Which of the following policies would pay for a company's rent, utilities, and other operating expenses if the owner becomes disabled? - ANSWER Business overhead expense A business overhead expense policy pays a company's operating expenses, such as rent or payroll, if an owner becomes disabled. It will not pay the owner's salary. Life insurance death benefits that can be accessed tax-free when the insured is still alive are called: - ANSWER Accelerated benefits Accelerated benefits allow policyowners to use a policy's death benefits tax-free while they are still alive, or if they are terminally or chronically ill. How are dividends treated for tax purposes? - ANSWER Never taxed Dividends are never taxed. They are considered a return of premiums. The life insurance rider that pays the face amount plus the total premiums paid into the policy is known as: - ANSWER Return of premium The return of premium rider pays the total amount of premiums paid into the policy as long as the insured dies within a certain time period specified in the policy. The death benefit is comprised of the face amount plus the total premiums paid into the policy. What type policy would pay the death benefits after the first person dies, if it covers two or more lives? - ANSWER Joint life Joint life pays the death benefits after the first person dies. A survivorship life policy pays after the second person or last survivor dies. Dylan tells the insurer to keep the dividend and apply it to his next premium. He is using which dividend option? - ANSWER Reduction of premium The reduction of premium dividend option allows the insurer to keep the dividend and apply it to the next premium. Remember dividends are not taxed. All of the following are considered to be acts of the agent, except: - ANSWER Waives terms of the contract when necessary An agent is not authorized to waive terms of a contract. The solicitation of business, receiving and transmitting the application, premiums and policy back and forth between the insured and the insurer, and the examination of potential risks are all considered acts that are considered to be acting for the insurer. An individual has a disability income policy with a Change of Occupation clause when he changes to a new more hazardous job. He neglects to inform the insurer. What

happens if one year later he files a claim when he becomes disabled? - ANSWER The insurer will pay the claim based on what the premiums would have purchased had the hazardous occupation been known.

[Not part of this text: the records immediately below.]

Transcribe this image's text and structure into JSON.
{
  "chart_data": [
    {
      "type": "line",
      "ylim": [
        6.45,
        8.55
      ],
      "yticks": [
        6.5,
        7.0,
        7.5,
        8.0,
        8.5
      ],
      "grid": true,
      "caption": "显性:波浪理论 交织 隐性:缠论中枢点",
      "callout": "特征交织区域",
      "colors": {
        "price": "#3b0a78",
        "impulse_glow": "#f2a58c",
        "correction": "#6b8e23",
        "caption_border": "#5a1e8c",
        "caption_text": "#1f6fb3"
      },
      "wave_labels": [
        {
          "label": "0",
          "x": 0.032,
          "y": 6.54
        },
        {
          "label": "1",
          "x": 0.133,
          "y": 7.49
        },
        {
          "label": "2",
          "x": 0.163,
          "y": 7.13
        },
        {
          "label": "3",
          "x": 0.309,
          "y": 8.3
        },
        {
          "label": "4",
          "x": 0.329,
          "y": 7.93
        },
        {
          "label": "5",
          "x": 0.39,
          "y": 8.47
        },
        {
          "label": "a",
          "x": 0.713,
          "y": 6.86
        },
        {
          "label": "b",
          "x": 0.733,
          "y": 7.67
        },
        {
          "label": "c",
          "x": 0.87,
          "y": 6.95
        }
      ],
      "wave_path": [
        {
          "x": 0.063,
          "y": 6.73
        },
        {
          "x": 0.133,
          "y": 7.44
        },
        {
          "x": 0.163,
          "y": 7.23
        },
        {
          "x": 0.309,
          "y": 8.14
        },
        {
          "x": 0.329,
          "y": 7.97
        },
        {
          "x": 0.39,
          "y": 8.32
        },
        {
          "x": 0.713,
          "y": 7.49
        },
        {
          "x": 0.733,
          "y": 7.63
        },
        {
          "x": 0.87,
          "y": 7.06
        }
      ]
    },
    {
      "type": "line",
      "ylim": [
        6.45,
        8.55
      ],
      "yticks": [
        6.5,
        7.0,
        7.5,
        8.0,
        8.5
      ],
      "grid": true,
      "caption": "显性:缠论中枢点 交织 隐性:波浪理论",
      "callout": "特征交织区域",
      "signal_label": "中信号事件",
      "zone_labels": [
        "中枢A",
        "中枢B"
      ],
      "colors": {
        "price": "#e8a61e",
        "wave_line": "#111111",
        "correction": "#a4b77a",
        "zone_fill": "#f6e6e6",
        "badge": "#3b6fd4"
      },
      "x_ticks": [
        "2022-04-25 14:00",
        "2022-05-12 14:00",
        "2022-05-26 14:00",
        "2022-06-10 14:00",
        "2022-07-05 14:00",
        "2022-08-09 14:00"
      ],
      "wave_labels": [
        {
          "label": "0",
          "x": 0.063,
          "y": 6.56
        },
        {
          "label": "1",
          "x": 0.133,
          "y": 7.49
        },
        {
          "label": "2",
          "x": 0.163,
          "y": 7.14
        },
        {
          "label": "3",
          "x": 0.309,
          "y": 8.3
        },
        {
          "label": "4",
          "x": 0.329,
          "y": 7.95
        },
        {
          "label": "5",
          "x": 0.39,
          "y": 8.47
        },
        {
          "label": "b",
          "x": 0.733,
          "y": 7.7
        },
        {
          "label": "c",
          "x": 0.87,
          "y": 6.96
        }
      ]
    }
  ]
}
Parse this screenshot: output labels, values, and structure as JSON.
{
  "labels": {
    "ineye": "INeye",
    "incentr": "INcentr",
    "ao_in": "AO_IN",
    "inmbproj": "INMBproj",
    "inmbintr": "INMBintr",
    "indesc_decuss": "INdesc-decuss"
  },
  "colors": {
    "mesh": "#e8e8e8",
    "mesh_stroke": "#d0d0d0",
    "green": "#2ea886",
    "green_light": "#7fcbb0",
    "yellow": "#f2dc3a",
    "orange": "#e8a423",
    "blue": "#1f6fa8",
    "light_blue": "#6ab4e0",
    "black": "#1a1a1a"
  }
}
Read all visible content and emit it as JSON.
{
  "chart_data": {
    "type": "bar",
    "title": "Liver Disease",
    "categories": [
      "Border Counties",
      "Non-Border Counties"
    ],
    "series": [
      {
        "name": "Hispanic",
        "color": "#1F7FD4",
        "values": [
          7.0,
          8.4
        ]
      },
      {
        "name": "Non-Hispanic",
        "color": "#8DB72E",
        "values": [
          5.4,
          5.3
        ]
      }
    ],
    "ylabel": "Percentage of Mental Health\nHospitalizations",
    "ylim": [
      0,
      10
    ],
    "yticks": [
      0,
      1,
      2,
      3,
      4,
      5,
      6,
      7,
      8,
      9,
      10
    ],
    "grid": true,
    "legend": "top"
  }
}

HSAs are frequently used with: - ANSWER HDHPs (Health Savings Accounts) used with (High deductible health plans). Jacob, James and Jonathan are triplets, and all applied for the same type of insurance coverage at the same time. For James and Jonathan the rates were the same. Jacob's rate was quite a bit higher. What is the most likely reason for this difference? - ANSWER Risk classification Which of the following is not one of the elements required to make a contract legal? - ANSWER Ambiguities Ambiguities are things that are unclear in a contract. Sue's hospital bill is $4,500. Her major medical policy has a $500 deductible and then it pays 80% of the remaining bill. The policy also has a maximum out-of-pocket of $2,000. How much of the total bill will the insurance company pay? - ANSWER $3,200 The bill is $4,500. Subtract $500 for the deductible. The company will pay 80% of the balance, which is .80 x $4,000 = $3,200 Which of the following would not be allowed in the advertising of life insurance policies in Texas? - ANSWER Mentioning rumors about competitors An insurance advertisement may contain testimonials from famous actors, as long as they're genuine, guaranteed interest rates for specific time periods and comparisons with other insurers, as long as there is a required caveat. Mentioning rumors about competitors is not allowed.